Solved Remove duplicates from a collection but keep the duplicates in another collection

stefanamihaesei

New Member
Hello,
I am working on a process right now on which I have to merge some collections into a single one (with around 1000 rows ) and after that to remove duplicates based on a single column.
I already did these steps but I would also need to keep track of which rows were removed from the original collection after removing duplicates. Is there any object that can help me ?

Thank you.
 

Pete_L

Active Member
Please show the code for your duplicates removal, including the configuration of the code stage. If we can see how you removed the duplicates, we may be able to help save the removed items.
 

stefanamihaesei

New Member
I would but just now I figured out that I was not doing it ok.

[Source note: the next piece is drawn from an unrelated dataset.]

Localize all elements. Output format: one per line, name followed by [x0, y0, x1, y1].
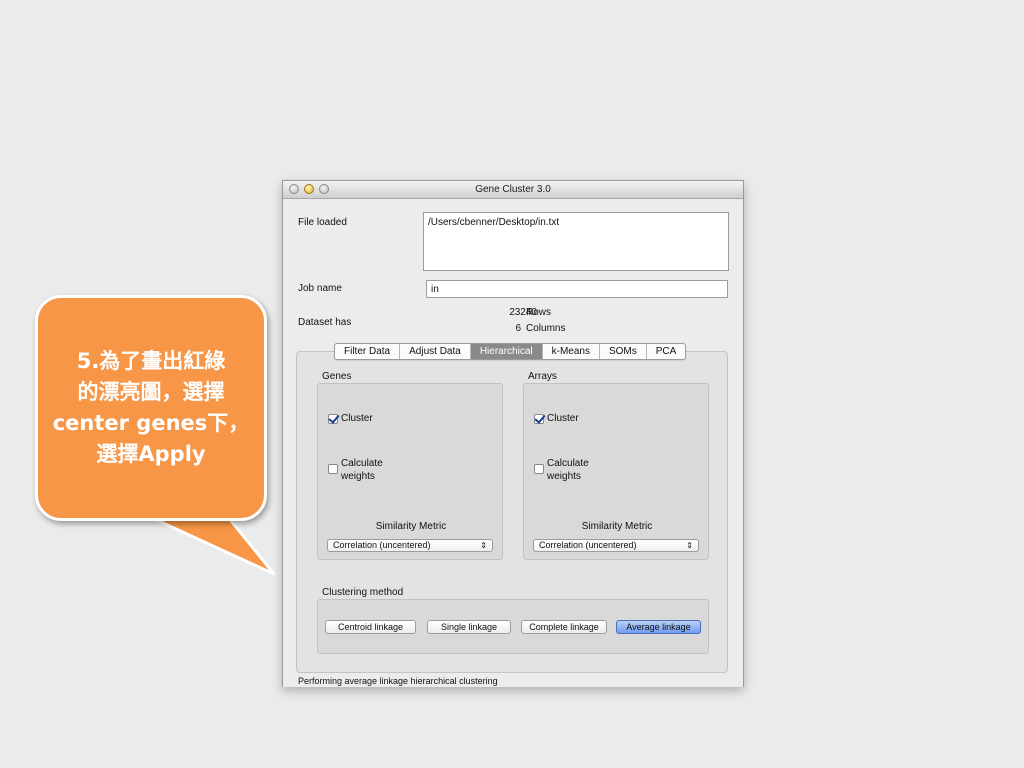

Instead of removing duplicates based only on one column, my object was removing duplicates based on all columns. Is there a way to remove duplicates but based only on one column ? Without using loops because the collection is big.
 

stefanamihaesei

New Member
I would but just now I figured out that I was not doing it ok. Instead of removing duplicates based only on one column, my object was removing duplicates based on all columns. Is there a way to remove duplicates but based only on one column ? Without using loops because the collection is big.
Also, must keep the entire rows after removing the duplicates.
 

sahil_raina_91

Active Member
Also, must keep the entire rows after removing the duplicates.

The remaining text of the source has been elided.